Include Recommendations in Confirmation & Abandoned Cart Emails
For every $1 you spend on email marketing, you can expect an average return of $42. Besides, 59% of marketing experts recommend email as the most effective channel in terms of revenue generation. Having a high conversion rate, emails signifies one of the best means to present the recommendations to your fellow shoppers.

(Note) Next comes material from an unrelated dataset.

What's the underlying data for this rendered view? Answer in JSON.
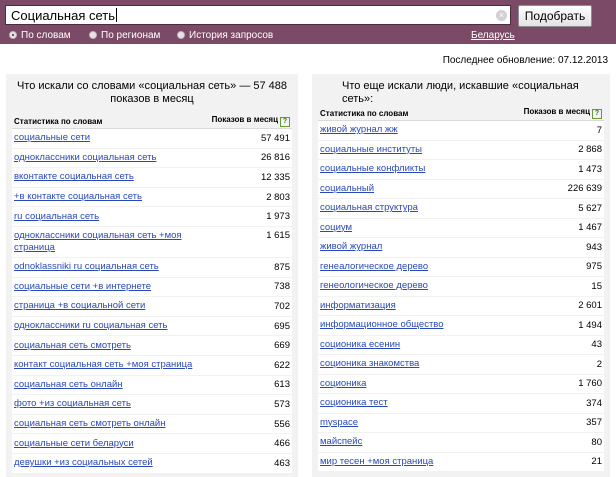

As an example, you can use abandoned cart emails to feature products similar to the abandoned items.
On the other hand, in an order confirmation email, you can incorporate “frequently bought together” recommendations.
An Infosys survey on retail shopping experience states that 74% of consumers feel frustrated
if they land on a website that displays content that has nothing to do with their interests and preferences. However, customer-focused personalization can improve your conversions by 5% and deliver 5x to 8x return on your marketing spends.
Customized product recommendations drive growth and profitability and, at the same time, ease a customer’s shopping journey through understanding they’re special preferences. As one of the hottest trends in eCommerce, product recommendations offer retailers an opportunity to compete with the biggest names in the industry and outshine them by delivering exceptional shopping experiences customers love.